New Zealand Herald
August 29, 1998

Hollywood's Kiwi Lord of the Reels
Peter Calder

When Peter Jackson was 10 he pin-pricked holes in the celluloid of his Super-8 film The Dwarf Patrol to create the illusion of gunfire flashing from rifle barrels.

The three films based on the classic fantasy trilogy The Lord of the Rings which he begins shooting next May will be worked on in his studios in Miramar, near Wellington's airport, by five dozen special effects technicians deploying an array of computers more powerful than any in the country apart from Telecom's.

The scale of the undertaking, to be made entirely in New Zealand, beggars belief. At $NZ264 million the budget is bigger than Te Papa's and represents about four times the country's annual receipts from wine sales, or almost two thirds of our revenue from kiwifruit exports. [Te Papa is New Zealand's national museum.]

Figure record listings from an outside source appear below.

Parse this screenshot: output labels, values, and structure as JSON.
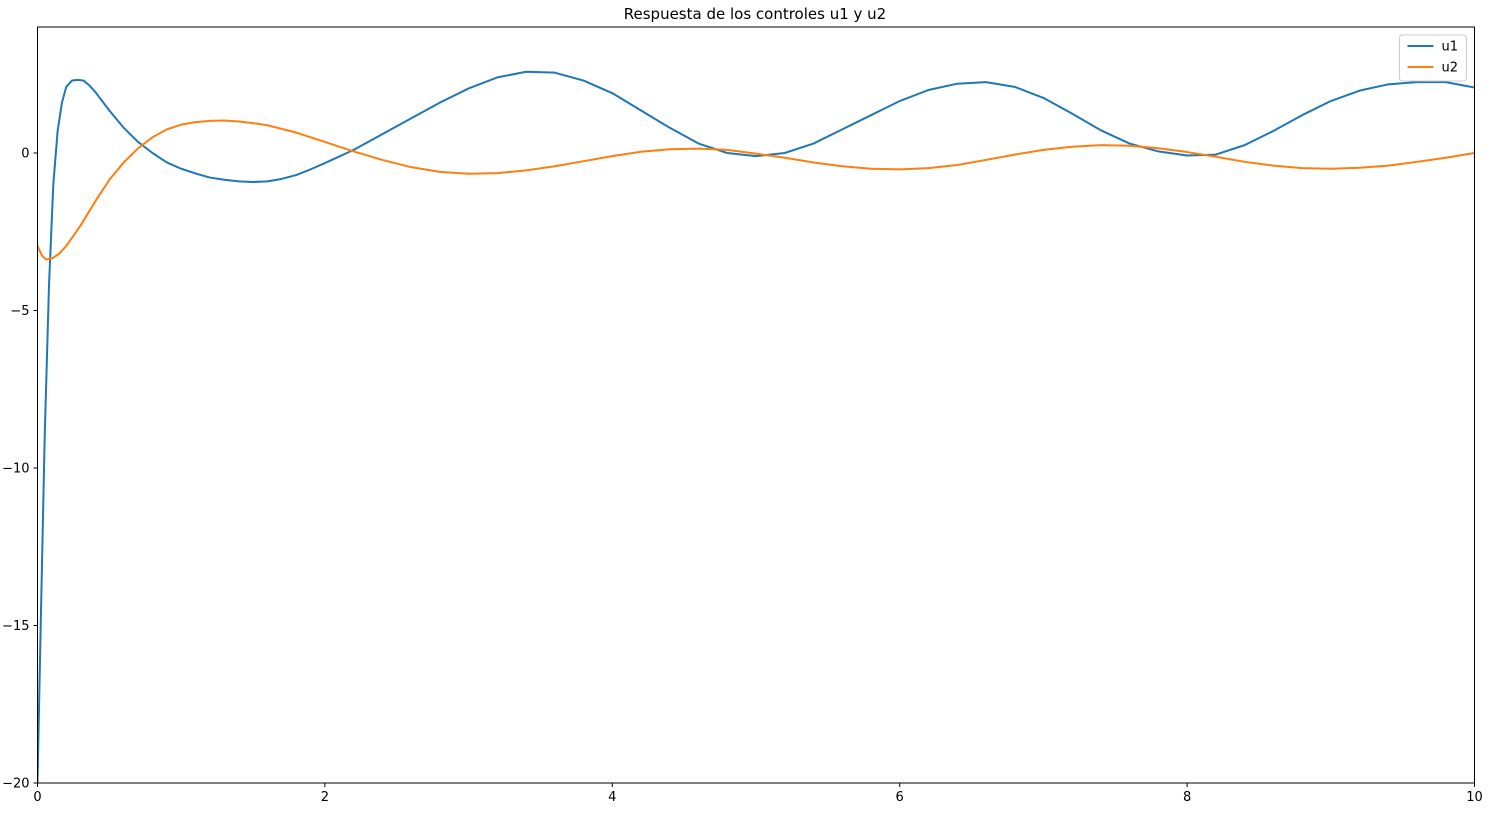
{
  "chart_data": {
    "type": "line",
    "title": "Respuesta de los controles u1 y u2",
    "xlabel": "",
    "ylabel": "",
    "xlim": [
      0,
      10
    ],
    "ylim": [
      -20,
      4
    ],
    "xticks": [
      0,
      2,
      4,
      6,
      8,
      10
    ],
    "yticks": [
      -20,
      -15,
      -10,
      -5,
      0
    ],
    "grid": false,
    "legend": "top-right",
    "series": [
      {
        "name": "u1",
        "color": "#1f77b4",
        "x": [
          0,
          0.02,
          0.05,
          0.08,
          0.11,
          0.14,
          0.17,
          0.2,
          0.24,
          0.28,
          0.32,
          0.36,
          0.4,
          0.45,
          0.5,
          0.6,
          0.7,
          0.8,
          0.9,
          1.0,
          1.1,
          1.2,
          1.3,
          1.4,
          1.5,
          1.6,
          1.7,
          1.8,
          1.9,
          2.0,
          2.2,
          2.4,
          2.6,
          2.8,
          3.0,
          3.2,
          3.4,
          3.6,
          3.8,
          4.0,
          4.2,
          4.4,
          4.6,
          4.8,
          5.0,
          5.2,
          5.4,
          5.6,
          5.8,
          6.0,
          6.2,
          6.4,
          6.6,
          6.8,
          7.0,
          7.2,
          7.4,
          7.6,
          7.8,
          8.0,
          8.2,
          8.4,
          8.6,
          8.8,
          9.0,
          9.2,
          9.4,
          9.6,
          9.8,
          10.0
        ],
        "values": [
          -20,
          -15.5,
          -9,
          -4.2,
          -1.0,
          0.7,
          1.6,
          2.1,
          2.3,
          2.32,
          2.3,
          2.15,
          1.95,
          1.65,
          1.35,
          0.8,
          0.35,
          0.0,
          -0.3,
          -0.5,
          -0.65,
          -0.78,
          -0.85,
          -0.9,
          -0.92,
          -0.9,
          -0.82,
          -0.7,
          -0.52,
          -0.32,
          0.1,
          0.6,
          1.1,
          1.6,
          2.05,
          2.4,
          2.58,
          2.55,
          2.3,
          1.9,
          1.35,
          0.8,
          0.3,
          0.0,
          -0.1,
          0.0,
          0.3,
          0.75,
          1.2,
          1.65,
          2.0,
          2.2,
          2.25,
          2.1,
          1.75,
          1.25,
          0.72,
          0.3,
          0.05,
          -0.08,
          -0.05,
          0.25,
          0.7,
          1.2,
          1.65,
          1.98,
          2.18,
          2.25,
          2.25,
          2.08
        ]
      },
      {
        "name": "u2",
        "color": "#ff7f0e",
        "x": [
          0,
          0.03,
          0.06,
          0.1,
          0.15,
          0.2,
          0.3,
          0.4,
          0.5,
          0.6,
          0.7,
          0.8,
          0.9,
          1.0,
          1.1,
          1.2,
          1.3,
          1.4,
          1.5,
          1.6,
          1.8,
          2.0,
          2.2,
          2.4,
          2.6,
          2.8,
          3.0,
          3.2,
          3.4,
          3.6,
          3.8,
          4.0,
          4.2,
          4.4,
          4.6,
          4.8,
          5.0,
          5.2,
          5.4,
          5.6,
          5.8,
          6.0,
          6.2,
          6.4,
          6.6,
          6.8,
          7.0,
          7.2,
          7.4,
          7.6,
          7.8,
          8.0,
          8.2,
          8.4,
          8.6,
          8.8,
          9.0,
          9.2,
          9.4,
          9.6,
          9.8,
          10.0
        ],
        "values": [
          -2.95,
          -3.25,
          -3.38,
          -3.35,
          -3.2,
          -2.95,
          -2.3,
          -1.55,
          -0.85,
          -0.3,
          0.15,
          0.5,
          0.75,
          0.9,
          0.98,
          1.02,
          1.03,
          1.0,
          0.95,
          0.88,
          0.65,
          0.35,
          0.05,
          -0.22,
          -0.45,
          -0.6,
          -0.66,
          -0.64,
          -0.55,
          -0.42,
          -0.26,
          -0.1,
          0.04,
          0.12,
          0.14,
          0.1,
          -0.02,
          -0.15,
          -0.3,
          -0.42,
          -0.5,
          -0.52,
          -0.48,
          -0.38,
          -0.22,
          -0.05,
          0.1,
          0.2,
          0.25,
          0.23,
          0.15,
          0.03,
          -0.12,
          -0.28,
          -0.4,
          -0.48,
          -0.5,
          -0.47,
          -0.4,
          -0.28,
          -0.15,
          0.0
        ]
      }
    ]
  }
}
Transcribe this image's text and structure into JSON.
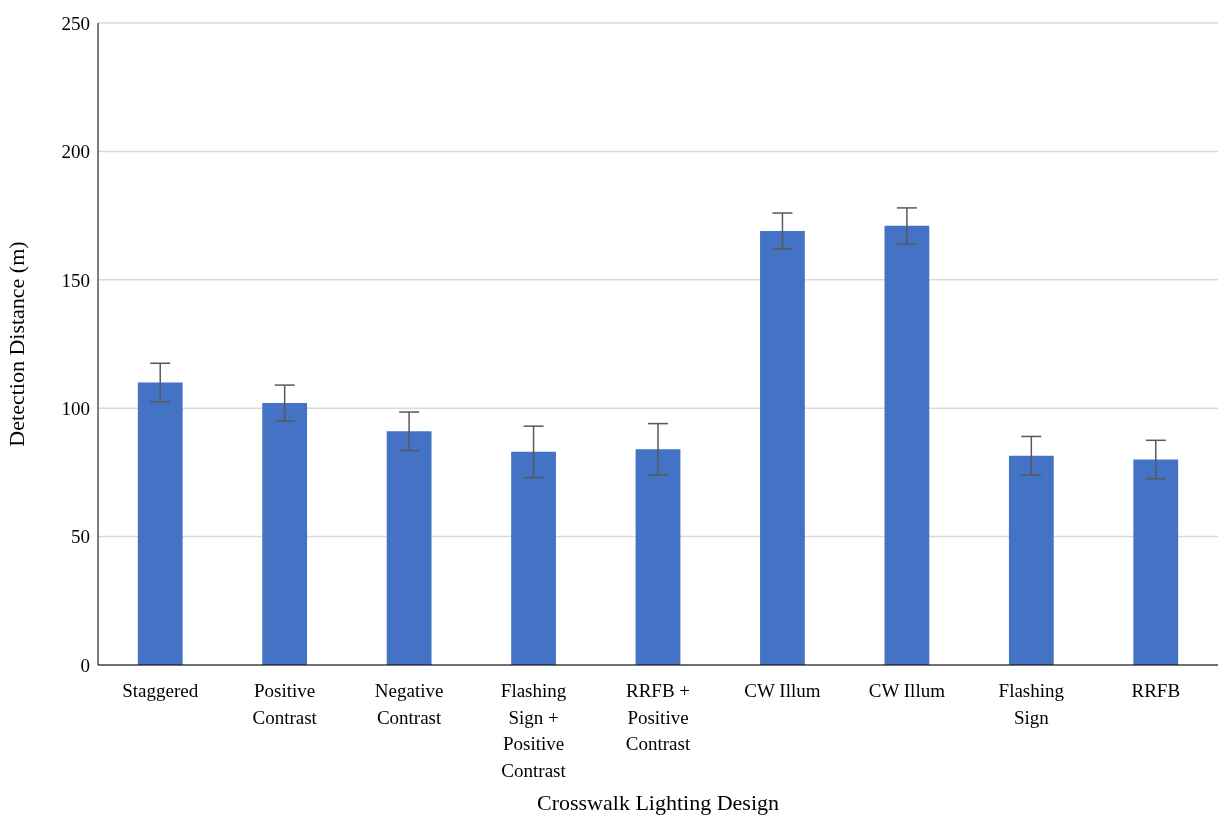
{
  "chart_data": {
    "type": "bar",
    "xlabel": "Crosswalk Lighting Design",
    "ylabel": "Detection Distance (m)",
    "categories": [
      "Staggered",
      "Positive Contrast",
      "Negative Contrast",
      "Flashing Sign + Positive Contrast",
      "RRFB + Positive Contrast",
      "CW Illum",
      "CW Illum",
      "Flashing Sign",
      "RRFB"
    ],
    "values": [
      110,
      102,
      91,
      83,
      84,
      169,
      171,
      81.5,
      80
    ],
    "errors": [
      7.5,
      7,
      7.5,
      10,
      10,
      7,
      7,
      7.5,
      7.5
    ],
    "color": "#4472c4",
    "ylim": [
      0,
      250
    ],
    "yticks": [
      0,
      50,
      100,
      150,
      200,
      250
    ],
    "grid": "y",
    "legend": false
  }
}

It will, incidentally, propel the 36-year-old Jackson to near the top of the country's rich list. Industry observers were this week estimating he'll have an annual take-home pay of between $10 million and $20 million for the next few years. One joked that maybe the habitually dishevelled Wellingtonian will be able to buy some new clothes.

The production, the largest ever undertaken south of the equator, is proof that the Film Commission's talent-priming role can pay off big-time, not to mention a tribute to the perseverance and dedication of a man who can barely remember a time when he wasn't going to make films.

And he remembers when it started. He was 5 and growing up in Pukera Bay on the outskirts of Porirua, and he went to see the film version of the television series Batman. "There was a moment in the movie when Batman and Robin slid down their fireman's pole," he recalls. "Halfway down there's a jump cut and they suddenly transform into their bat costumes. It amazed me and I remember vividly asking my cousin who was older than me how they did that.

"He didn't really know, of course, but he just said, 'Special effects' and I just thought, 'Wow!' That really was the seed of a fascination that you can do extraordinary things with film that take you outside the normal world." At 8, he got his chance. His parents got a Super-8 camera for Christmas and the young Jackson commandeered it.

"I grabbed it straight away and got friends of mine and we made World War Two movies and horror movies and I made little monsters out of rubber and plasticine and did some very crude stop-motion animation."

Spurning sports and parties as a teenager, he transformed his bedroom into an animation studio. These were pre-video days. Jackson held strips of celluloid up to the light, cut them, spliced them. So the 25-year-old who made the low-budget 16mm splatter picture Bad Taste was already a self-taught veteran.

Brain Dead and Meet the Feebles, which followed, were in the same bloodstained mould, though boasted bigger budgets. But by the time he made Heavenly Creatures, about the infamous Parker-Hulme matricide, Jackson was clearly a film-maker of some mastery.

That mastery attracted the attention of Bob Zemeckis, the maker of the Back to the Future films and Forrest Gump, who backed Jackson's first Hollywood outing - the witty and ironic ghost spoof The Frighteners. Despite indifferent success at the box office it was enough to convince Hollywood there was a talent in Miramar worth going around the world for.

Jackson had been slated to direct a remake of King Kong (he had a childhood passion for the 1933 original which, he says, "captures the magic of why I'm in the movies") but Universal, unwilling to enter a three-way race with Columbia's Godzilla and Disney's upcoming Mighty Joe Young (about a 3m gorilla) pulled the plug. Eight months' work had came to nothing, but Jackson had "Plan B and it wasn't a bad sort of Plan B."

Yet The Lord of the Rings nearly didn't make it either. Jackson and his co-writers (partner Fran Walsh, with whom he shared an Oscar nomination for the Heavenly Creatures screenplay, playright Stephen Sinclair and Philippa Boyens) had always planned to tell the story at epic length and the original producers, Miramax, had agreed to two three-hour films.

Then, only six weeks ago, Miramax got cold feet. They said they wanted a single movie - three hours at most.

"It would have meant literally cutting more than half the script and doing a Readers' Digest version and I wasn't able to deal with that," Jackson says mildly. "I told them I couldn't be on board even though it meant they would have to get someone else to make it. I would have spent the rest of my life regretting it."

Miramax's Harvey Weinstein gave Jackson three weeks "to find someone to make the film that you want to make."

A knuckle-whitening round of doorknocking in Hollywood followed before New Line (whose track record includes Freddy Krueger's Friday the 13th films, Jim Carrey's Mask, and more recently Wag The Dog and Lost In Space) made a suggestion beyond Jackson's wildest dreams: three books should make three movies.

The rest, as they say, will be history.